A new joke is doing the rounds in Kathmandu.
How many Nepalese Ministry of Tourism officials does it take to change a light bulb?
Two. One to change the bulb and the other to issue a press release to the media.
There has been a flurry of strange announcements by the government in the last few months about rule changes on Everest. Climbers have to carry eight kilograms of garbage down with them. We have to attend a briefing to promote peace and harmony on the mountain; a ladder will be installed on the Hillary Step; everyone must climb with a Nepali guide; police will be stationed at Base Camp; permit fees have been “reduced” (in fact, they’ve been increased slightly, but never let the truth get in the way of marketing).
Nobody knows how many of these statements are serious or whether any will be enforced. Some have been mooted before. But the sheer number leaves the impression that if you string all the garbage coming out of the Ministry together, there will be enough to make a rope ladder all the way up the Hillary Step to the summit and down the other side into Tibet.
We’re not sure why all these statements have been coming, but the feeling is that the government believes that Everest’s image has been tarnished by all the negative media coverage that accompanied last year’s fight between Ueli Steck and a team of Sherpas. They’re keen to let people know they’re in control of the situation.
In fact these announcements have had precisely the opposite effect. The press have tucked in to a feast of negative stories. If you threw Rupert Murdoch’s bloated carcass into a paddling pool full of sharks there wouldn’t be a bigger feeding frenzy. Right or wrong the government appears to be in as much control as Peter O’Toole with a crate of Mount Everest Whiskey.
Yesterday we attended our much-publicised briefing at the Ministry of Tourism. I would love to say things are now much clearer, but if anything, they’re muddier.
A briefing to “promote peace and harmony”?
“They’re going to tell us not to fight the Sherpas. It’s just a formality,” our expedition leader Phil Crampton quipped beforehand.
We assumed the fight had prompted the rule changes, but in fact an entirely different incident seems to have annoyed them just as much, if not more. Last year, a commercial client called Dan Hughes, climbing with the British mountaineering operator Jagged Globe, did a live television broadcast for the BBC on the summit. Apparently this requires a special permit that he didn’t have.
Although Phil is leader of the Altitude Junkies’ joint expedition to Everest and Lhotse, he won’t be climbing Lhotse, so my name is listed as leader on our Lhotse climbing permit. At one point during yesterday’s briefing one of the officials looked at me and said:
“So, Mr Mark, you are British? No BBC broadcasts like last year.”
“Yes, I’m British, so obviously I must work for the BBC,” I didn’t say (it didn’t seem the right moment for sarcasm).

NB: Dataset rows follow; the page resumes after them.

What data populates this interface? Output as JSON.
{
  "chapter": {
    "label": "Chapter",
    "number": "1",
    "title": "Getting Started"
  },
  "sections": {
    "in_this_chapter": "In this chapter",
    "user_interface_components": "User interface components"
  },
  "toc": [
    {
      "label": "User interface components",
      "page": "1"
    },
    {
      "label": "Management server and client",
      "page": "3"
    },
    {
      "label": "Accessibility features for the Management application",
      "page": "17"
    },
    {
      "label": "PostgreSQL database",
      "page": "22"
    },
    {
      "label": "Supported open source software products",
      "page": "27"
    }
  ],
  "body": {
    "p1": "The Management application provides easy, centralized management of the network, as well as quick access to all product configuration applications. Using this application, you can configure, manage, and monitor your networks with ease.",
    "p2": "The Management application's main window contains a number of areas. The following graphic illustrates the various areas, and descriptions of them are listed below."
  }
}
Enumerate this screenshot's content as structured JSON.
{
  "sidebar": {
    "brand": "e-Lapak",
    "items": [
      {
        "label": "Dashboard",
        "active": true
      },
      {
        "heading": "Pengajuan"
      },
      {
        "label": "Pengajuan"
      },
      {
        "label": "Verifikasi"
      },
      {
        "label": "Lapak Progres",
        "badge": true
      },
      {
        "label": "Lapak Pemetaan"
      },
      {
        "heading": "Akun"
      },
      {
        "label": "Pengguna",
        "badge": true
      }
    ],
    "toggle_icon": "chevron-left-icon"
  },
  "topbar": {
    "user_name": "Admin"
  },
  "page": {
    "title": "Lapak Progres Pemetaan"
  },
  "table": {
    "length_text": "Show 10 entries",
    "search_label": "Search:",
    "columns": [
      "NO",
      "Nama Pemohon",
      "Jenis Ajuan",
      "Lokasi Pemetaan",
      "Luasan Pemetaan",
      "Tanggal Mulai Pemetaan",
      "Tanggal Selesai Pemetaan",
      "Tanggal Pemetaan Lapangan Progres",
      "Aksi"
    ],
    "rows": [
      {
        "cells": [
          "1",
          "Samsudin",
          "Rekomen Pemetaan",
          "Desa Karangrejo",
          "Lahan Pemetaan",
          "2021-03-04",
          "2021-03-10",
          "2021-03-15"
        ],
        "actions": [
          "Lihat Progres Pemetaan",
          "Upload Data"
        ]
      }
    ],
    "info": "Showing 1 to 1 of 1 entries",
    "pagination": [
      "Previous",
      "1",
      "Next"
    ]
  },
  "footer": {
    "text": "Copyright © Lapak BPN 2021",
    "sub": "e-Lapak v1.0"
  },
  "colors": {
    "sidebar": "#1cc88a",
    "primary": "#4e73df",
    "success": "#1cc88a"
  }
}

The briefing threw up a confusing mass of rules, some of which seemed fine, and others which seemed extraordinary. I don’t know which ones I need to take seriously, and many were lost in translation. The first official spoke to us in English so heavily accented we could understand little of what he was saying. We nodded politely. The second official spoke better English but rushed through a series of PowerPoint slides full of long paragraphs of text, and we had no hope of keeping up with all of them.

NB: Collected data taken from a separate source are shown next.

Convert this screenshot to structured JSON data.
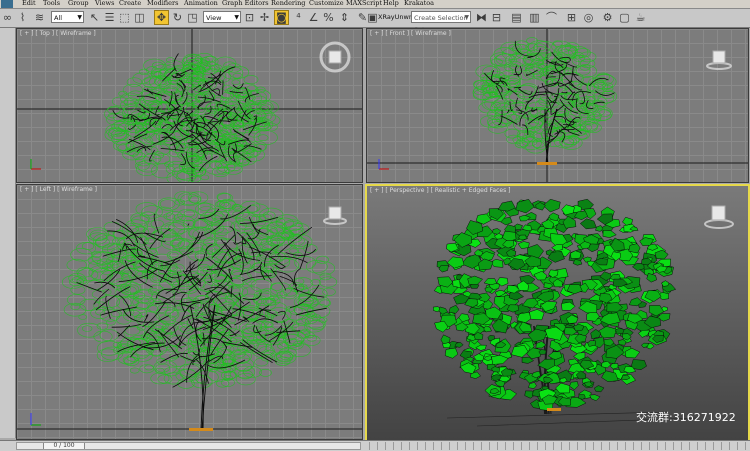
{
  "menubar": {
    "items": [
      "Edit",
      "Tools",
      "Group",
      "Views",
      "Create",
      "Modifiers",
      "Animation",
      "Graph Editors",
      "Rendering",
      "Customize",
      "MAXScript",
      "Help",
      "Krakatoa"
    ]
  },
  "toolbar": {
    "selection_filter": "All",
    "reference_coord": "View",
    "xray_label": "XRayUnwrap",
    "named_selection_placeholder": "Create Selection Set"
  },
  "viewports": {
    "top": {
      "label": "[ + ] [ Top ] [ Wireframe ]"
    },
    "front": {
      "label": "[ + ] [ Front ] [ Wireframe ]"
    },
    "left": {
      "label": "[ + ] [ Left ] [ Wireframe ]"
    },
    "perspective": {
      "label": "[ + ] [ Perspective ] [ Realistic + Edged Faces ]"
    }
  },
  "time_slider": {
    "frame": "0 / 100"
  },
  "watermark": {
    "text": "交流群:316271922"
  },
  "colors": {
    "foliage": "#1fc21f",
    "branches": "#0a0a0a",
    "active_viewport_border": "#e6d94a",
    "selected_tool": "#f2c531"
  }
}
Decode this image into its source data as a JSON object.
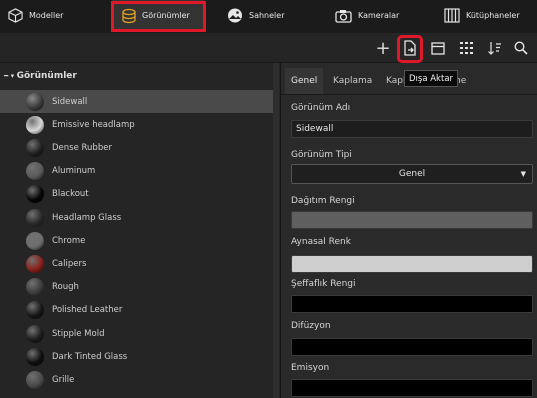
{
  "top_tabs": [
    {
      "label": "Modeller",
      "icon": "cube-icon"
    },
    {
      "label": "Görünümler",
      "icon": "material-sphere-icon"
    },
    {
      "label": "Sahneler",
      "icon": "landscape-icon"
    },
    {
      "label": "Kameralar",
      "icon": "camera-icon"
    },
    {
      "label": "Kütüphaneler",
      "icon": "library-icon"
    }
  ],
  "toolbar": {
    "add": "+",
    "tooltip": "Dışa Aktar"
  },
  "tree": {
    "header": "Görünümler",
    "items": [
      {
        "label": "Sidewall",
        "color": "#3a3a3a"
      },
      {
        "label": "Emissive headlamp",
        "color": "#d8d8d8"
      },
      {
        "label": "Dense Rubber",
        "color": "#202020"
      },
      {
        "label": "Aluminum",
        "color": "#5a5a5a"
      },
      {
        "label": "Blackout",
        "color": "#050505"
      },
      {
        "label": "Headlamp Glass",
        "color": "#2a2a2a"
      },
      {
        "label": "Chrome",
        "color": "#6e6e6e"
      },
      {
        "label": "Calipers",
        "color": "#8a1f1a"
      },
      {
        "label": "Rough",
        "color": "#3c3c3c"
      },
      {
        "label": "Polished Leather",
        "color": "#161616"
      },
      {
        "label": "Stipple Mold",
        "color": "#1c1c1c"
      },
      {
        "label": "Dark Tinted Glass",
        "color": "#0e0e0e"
      },
      {
        "label": "Grille",
        "color": "#4a4a4a"
      }
    ]
  },
  "props": {
    "tabs": [
      "Genel",
      "Kaplama",
      "Kapl",
      "me"
    ],
    "name_label": "Görünüm Adı",
    "name_value": "Sidewall",
    "type_label": "Görünüm Tipi",
    "type_value": "Genel",
    "diffuse_label": "Dağıtım Rengi",
    "diffuse_color": "#5f5f5f",
    "specular_label": "Aynasal Renk",
    "specular_color": "#cfcfcf",
    "transparent_label": "Şeffaflık Rengi",
    "transparent_color": "#000000",
    "diffusion_label": "Difüzyon",
    "diffusion_color": "#000000",
    "emission_label": "Emisyon",
    "emission_color": "#000000"
  },
  "accent_color": "#e0192a"
}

All news we broadcast from camp has to be passed to the Ministry first. Really? How about all the blogs, tweets, Facebook posts and emails we have no control over? We’re not allowed to unfurl commercial banners on the summit, but how about all the climbers who are part funded by sponsorship and expected to produce a summit photo with their sponsor’s logo?

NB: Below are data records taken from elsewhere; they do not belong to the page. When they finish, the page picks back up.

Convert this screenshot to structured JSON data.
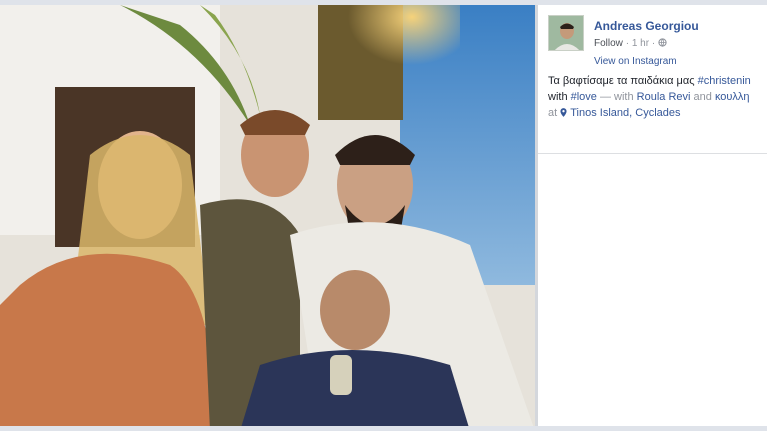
{
  "post": {
    "author": "Andreas Georgiou",
    "follow": "Follow",
    "dot": "·",
    "time": "1 hr",
    "dot2": "·",
    "view_on_instagram": "View on Instagram"
  },
  "caption": {
    "line1_text": "Τα βαφτίσαμε τα παιδάκια μας ",
    "line1_tag": "#christenin",
    "line2_with": "with ",
    "line2_tag": "#love",
    "line2_dash": " — with ",
    "person1": "Roula Revi",
    "and": " and ",
    "person2": "κουλλη",
    "line3_at": "at ",
    "place": "Tinos Island, Cyclades"
  },
  "icons": {
    "privacy": "globe-icon",
    "location": "map-pin-icon"
  },
  "colors": {
    "link": "#365899",
    "meta": "#90949c",
    "text": "#1d2129"
  }
}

“They tell us that stuff every year,” Phil said to me afterwards.
There are two rules that are definitely new, but neither seems to be well thought through. When we leave base camp to climb through the Khumbu Icefall we’re supposed to sign out at the new base camp police check post. It sounds like a good idea in theory – if a major incident occurs, somebody knows who’s in camp and who’s on the mountain – but in reality most people climb through the Icefall at night. Is there really going to be a police officer with a logbook at 2am flagging down every head torch that passes by?
The second rule concerns the new requirement to carry eight kilograms of trash off the mountain. This announcement received unusually positive media coverage, but nobody’s sure how it’s going to work. We’ll all be carrying our own trash back down with us, but am I really going to be spending my time in the Western Cwm combing the glacier for other people’s litter to take back with me, or will I be resting? It would be nice to think I’d do the former, but I can think of half a dozen reasons why I might not. Eight kilograms is a huge amount of extra weight to be carrying at high altitude.
After presenting us with khata scarves, the officials insisted we pose for a team photo. The many hangers-on in the room produced a flurry of cameras and we smiled politely as they posed alongside us.
Were they confusing us with Reinhold Messner or Ed Veisturs? I don’t know. None of us took any team photos of our own.
I know the government officials are only doing their job, however strange it might have seemed to us. It was all very amiable in the end, but I definitely left the briefing more confused than when it started. Tomorrow I’m looking forward to hitting the base camp trail and enjoying the simple life again for the next few weeks.